La crise économique libanaise de 2024, aggravée par les conflits et l’instabilité politique, a touché presque tous les secteurs de l’économie. Cependant, certains secteurs ont subi des impacts plus sévères, reflétant à la fois la nature structurelle de la crise et ses effets immédiats sur la production et la consommation.
méthodologie du classement
Le classement des secteurs les plus touchés repose sur trois critères principaux :
- Contraction du chiffre d’affaires : Réduction de l’activité économique mesurée par les volumes de production et de ventes.
- Perte d’emplois : Répercussions sur l’emploi formel et informel.
- Dépendance aux importations : Vulnérabilité aux fluctuations des devises et aux restrictions d’accès aux intrants.
Tableau 1 : Classement des secteurs les plus touchés en 2024
Suivez les principaux indicateurs économiques en temps réel.
| Secteur | Contraction (%) | Facteurs principaux |
|---|---|---|
| Immobilier | -59,0 | Effondrement des ventes, perte de pouvoir d’achat. |
| Tourisme | -33,0 | Chute du nombre de visiteurs internationaux. |
| Industrie | -26,5 | Manque d’intrants importés, instabilité énergétique. |
| Agriculture | -21,0 | Dommages causés par le conflit, manque d’irrigation. |
| Commerce de détail | -18,0 | Réduction de la consommation des ménages. |
secteur immobilier : une perte de confiance généralisée
Le secteur immobilier a été le plus durement touché, avec une contraction de 59 %. Les ventes immobilières, évaluées à 2,5 milliards USD en 2024 contre 6,1 milliards USD en 2023, reflètent la perte de pouvoir d’achat et la dollarisation de l’économie. De nombreux projets résidentiels et commerciaux restent inachevés, faute de financement.
tourisme : un secteur à l’arrêt
Le tourisme, autrefois un pilier de l’économie libanaise, a enregistré une baisse de 33 % du nombre de visiteurs, principalement en raison de la guerre. Cette chute a gravement affecté les recettes en devises étrangères, contribuant à la dégradation des balances commerciales et des paiements.
industrie : une production paralysée
L’industrie libanaise a vu sa production chuter de 26,5 %, en raison de l’instabilité énergétique et des perturbations dans les chaînes d’approvisionnement.

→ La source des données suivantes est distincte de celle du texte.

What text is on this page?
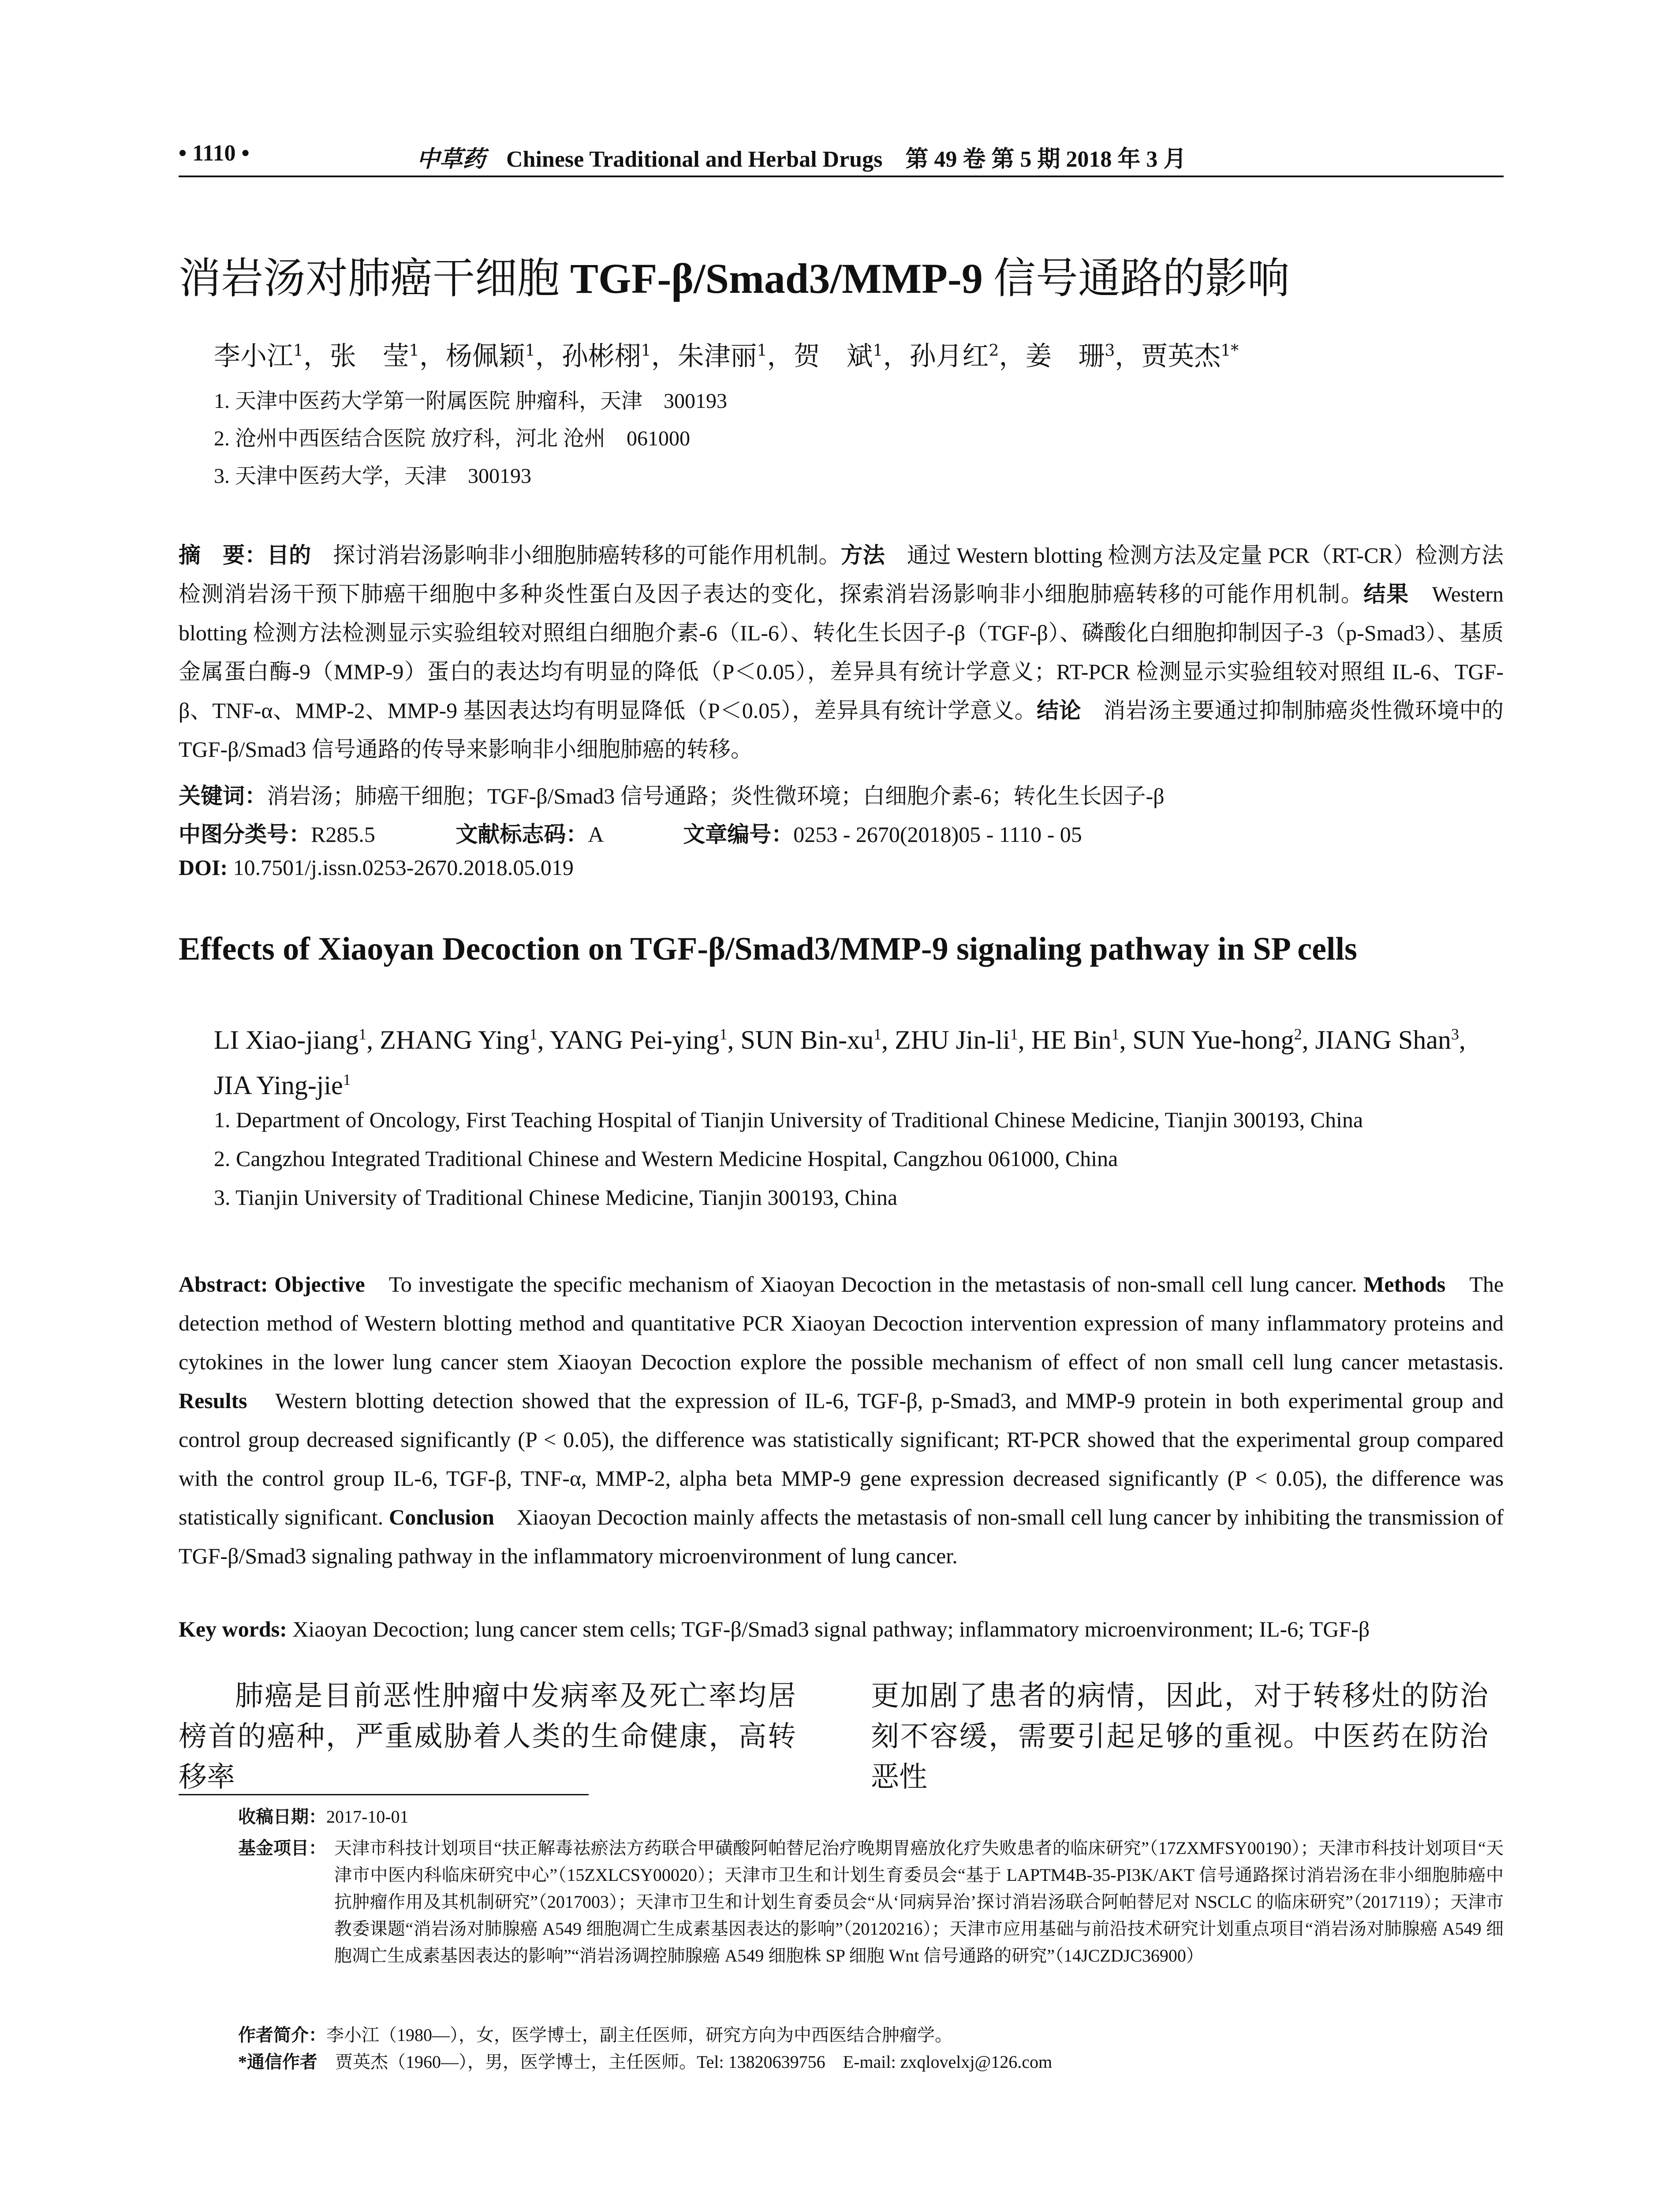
• 1110 •	中草药 Chinese Traditional and Herbal Drugs 第 49 卷 第 5 期 2018 年 3 月
消岩汤对肺癌干细胞 TGF-β/Smad3/MMP-9 信号通路的影响
李小江$^1$，张　莹$^1$，杨佩颖$^1$，孙彬栩$^1$，朱津丽$^1$，贺　斌$^1$，孙月红$^2$，姜　珊$^3$，贾英杰$^{1*}$
1. 天津中医药大学第一附属医院 肿瘤科，天津　300193
2. 沧州中西医结合医院 放疗科，河北 沧州　061000
3. 天津中医药大学，天津　300193
摘　要：目的　探讨消岩汤影响非小细胞肺癌转移的可能作用机制。方法　通过 Western blotting 检测方法及定量 PCR（RT-CR）检测方法检测消岩汤干预下肺癌干细胞中多种炎性蛋白及因子表达的变化，探索消岩汤影响非小细胞肺癌转移的可能作用机制。结果　Western blotting 检测方法检测显示实验组较对照组白细胞介素-6（IL-6）、转化生长因子-β（TGF-β）、磷酸化白细胞抑制因子-3（p-Smad3）、基质金属蛋白酶-9（MMP-9）蛋白的表达均有明显的降低（P＜0.05），差异具有统计学意义；RT-PCR 检测显示实验组较对照组 IL-6、TGF-β、TNF-α、MMP-2、MMP-9 基因表达均有明显降低（P＜0.05），差异具有统计学意义。结论　消岩汤主要通过抑制肺癌炎性微环境中的 TGF-β/Smad3 信号通路的传导来影响非小细胞肺癌的转移。
关键词：消岩汤；肺癌干细胞；TGF-β/Smad3 信号通路；炎性微环境；白细胞介素-6；转化生长因子-β
中图分类号：R285.5	文献标志码：A	文章编号：0253 - 2670(2018)05 - 1110 - 05
DOI: 10.7501/j.issn.0253-2670.2018.05.019
Effects of Xiaoyan Decoction on TGF-β/Smad3/MMP-9 signaling pathway in SP cells
LI Xiao-jiang$^1$, ZHANG Ying$^1$, YANG Pei-ying$^1$, SUN Bin-$xu^1$, ZHU Jin-$li^1$, HE Bin$^1$, SUN Yue-hong$^2$, JIANG Shan$^3$, JIA Ying-jie$^1$
1. Department of Oncology, First Teaching Hospital of Tianjin University of Traditional Chinese Medicine, Tianjin 300193, China
2. Cangzhou Integrated Traditional Chinese and Western Medicine Hospital, Cangzhou 061000, China
3. Tianjin University of Traditional Chinese Medicine, Tianjin 300193, China
Abstract: Objective　To investigate the specific mechanism of Xiaoyan Decoction in the metastasis of non-small cell lung cancer. Methods　The detection method of Western blotting method and quantitative PCR Xiaoyan Decoction intervention expression of many inflammatory proteins and cytokines in the lower lung cancer stem Xiaoyan Decoction explore the possible mechanism of effect of non small cell lung cancer metastasis. Results　Western blotting detection showed that the expression of IL-6, TGF-β, p-Smad3, and MMP-9 protein in both experimental group and control group decreased significantly (P < 0.05), the difference was statistically significant; RT-PCR showed that the experimental group compared with the control group IL-6, TGF-β, TNF-α, MMP-2, alpha beta MMP-9 gene expression decreased significantly (P < 0.05), the difference was statistically significant. Conclusion　Xiaoyan Decoction mainly affects the metastasis of non-small cell lung cancer by inhibiting the transmission of TGF-β/Smad3 signaling pathway in the inflammatory microenvironment of lung cancer.
Key words: Xiaoyan Decoction; lung cancer stem cells; TGF-β/Smad3 signal pathway; inflammatory microenvironment; IL-6; TGF-β
肺癌是目前恶性肿瘤中发病率及死亡率均居榜首的癌种，严重威胁着人类的生命健康，高转移率
更加剧了患者的病情，因此，对于转移灶的防治刻不容缓，需要引起足够的重视。中医药在防治恶性
收稿日期：2017-10-01
基金项目： 天津市科技计划项目“扶正解毒祛瘀法方药联合甲磺酸阿帕替尼治疗晚期胃癌放化疗失败患者的临床研究”（17ZXMFSY00190）；天津市科技计划项目“天津市中医内科临床研究中心”（15ZXLCSY00020）；天津市卫生和计划生育委员会“基于 LAPTM4B-35-PI3K/AKT 信号通路探讨消岩汤在非小细胞肺癌中抗肿瘤作用及其机制研究”（2017003）；天津市卫生和计划生育委员会“从‘同病异治’探讨消岩汤联合阿帕替尼对 NSCLC 的临床研究”（2017119）；天津市教委课题“消岩汤对肺腺癌 A549 细胞凋亡生成素基因表达的影响”（20120216）；天津市应用基础与前沿技术研究计划重点项目“消岩汤对肺腺癌 A549 细胞凋亡生成素基因表达的影响”“消岩汤调控肺腺癌 A549 细胞株 SP 细胞 Wnt 信号通路的研究”（14JCZDJC36900）
作者简介：李小江（1980—），女，医学博士，副主任医师，研究方向为中西医结合肿瘤学。
*通信作者　贾英杰（1960—），男，医学博士，主任医师。Tel: 13820639756　E-mail: zxqlovelxj@126.com
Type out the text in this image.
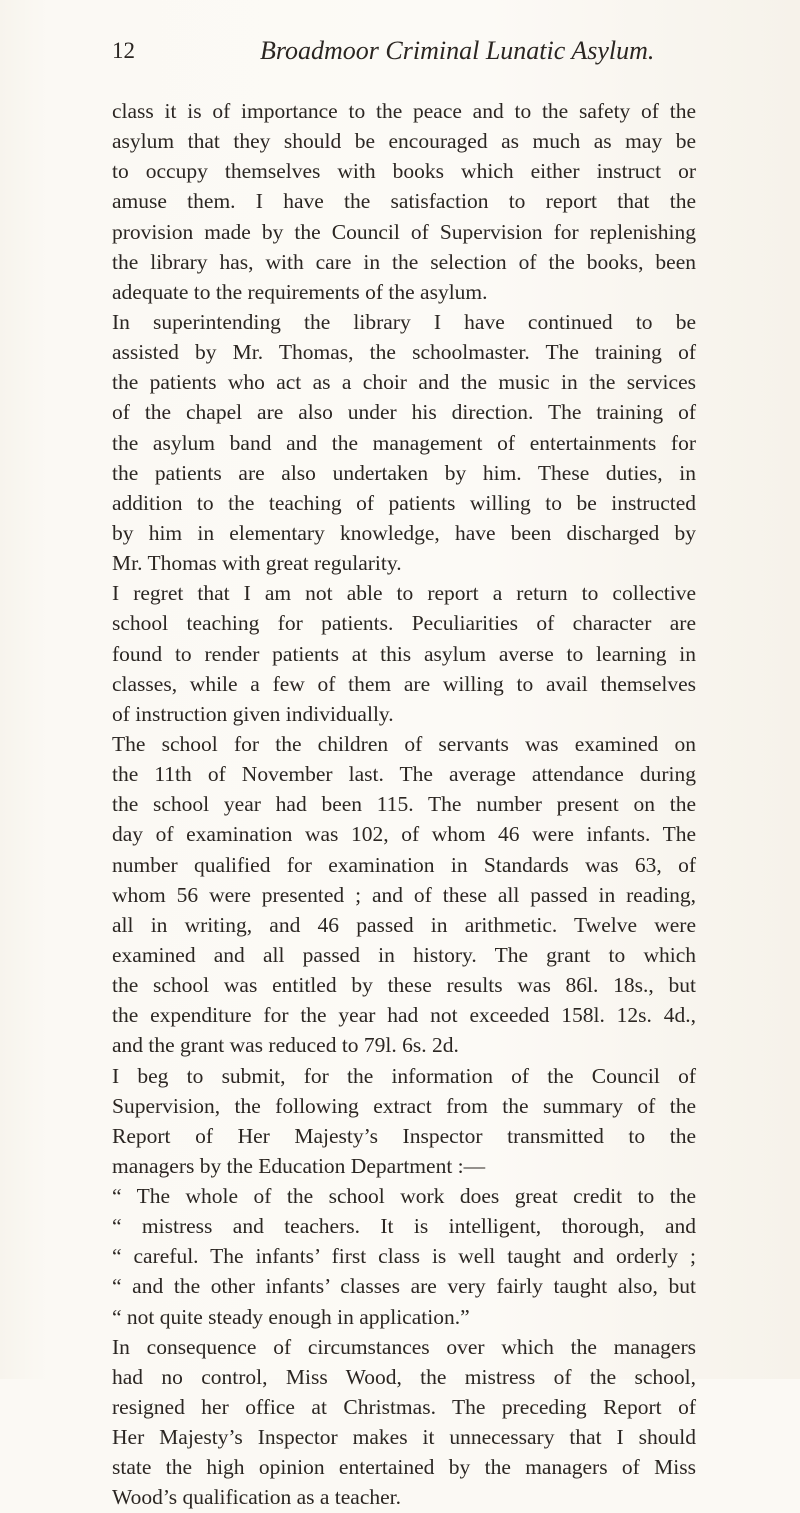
12	Broadmoor Criminal Lunatic Asylum.
class it is of importance to the peace and to the safety of the
asylum that they should be encouraged as much as may be
to occupy themselves with books which either instruct or
amuse them. I have the satisfaction to report that the
provision made by the Council of Supervision for replenishing
the library has, with care in the selection of the books, been
adequate to the requirements of the asylum.
In superintending the library I have continued to be
assisted by Mr. Thomas, the schoolmaster. The training of
the patients who act as a choir and the music in the services
of the chapel are also under his direction. The training of
the asylum band and the management of entertainments for
the patients are also undertaken by him. These duties, in
addition to the teaching of patients willing to be instructed
by him in elementary knowledge, have been discharged by
Mr. Thomas with great regularity.
I regret that I am not able to report a return to collective
school teaching for patients. Peculiarities of character are
found to render patients at this asylum averse to learning in
classes, while a few of them are willing to avail themselves
of instruction given individually.
The school for the children of servants was examined on
the 11th of November last. The average attendance during
the school year had been 115. The number present on the
day of examination was 102, of whom 46 were infants. The
number qualified for examination in Standards was 63, of
whom 56 were presented ; and of these all passed in reading,
all in writing, and 46 passed in arithmetic. Twelve were
examined and all passed in history. The grant to which
the school was entitled by these results was 86l. 18s., but
the expenditure for the year had not exceeded 158l. 12s. 4d.,
and the grant was reduced to 79l. 6s. 2d.
I beg to submit, for the information of the Council of
Supervision, the following extract from the summary of the
Report of Her Majesty’s Inspector transmitted to the
managers by the Education Department :—
“ The whole of the school work does great credit to the
“ mistress and teachers. It is intelligent, thorough, and
“ careful. The infants’ first class is well taught and orderly ;
“ and the other infants’ classes are very fairly taught also, but
“ not quite steady enough in application.”
In consequence of circumstances over which the managers
had no control, Miss Wood, the mistress of the school,
resigned her office at Christmas. The preceding Report of
Her Majesty’s Inspector makes it unnecessary that I should
state the high opinion entertained by the managers of Miss
Wood’s qualification as a teacher.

Les usines locales, fortement dépendantes des importations d’équipements et de matières premières, ont réduit ou cessé leurs activités.
agriculture : un secteur fragile en crise
L’agriculture, qui emploie une grande partie des populations rurales, a connu une contraction de 21 %, exacerbée par les destructions causées par le conflit. Le manque d’accès à l’eau, combiné à des coûts d’importation élevés pour les intrants agricoles, a amplifié les pertes.
commerce de détail : une consommation en berne
La baisse de 18 % du commerce de détail reflète l’effondrement de la consommation des ménages. La dévaluation de la livre libanaise, combinée à l’inflation élevée, a considérablement réduit le pouvoir d’achat, impactant les ventes des biens non essentiels.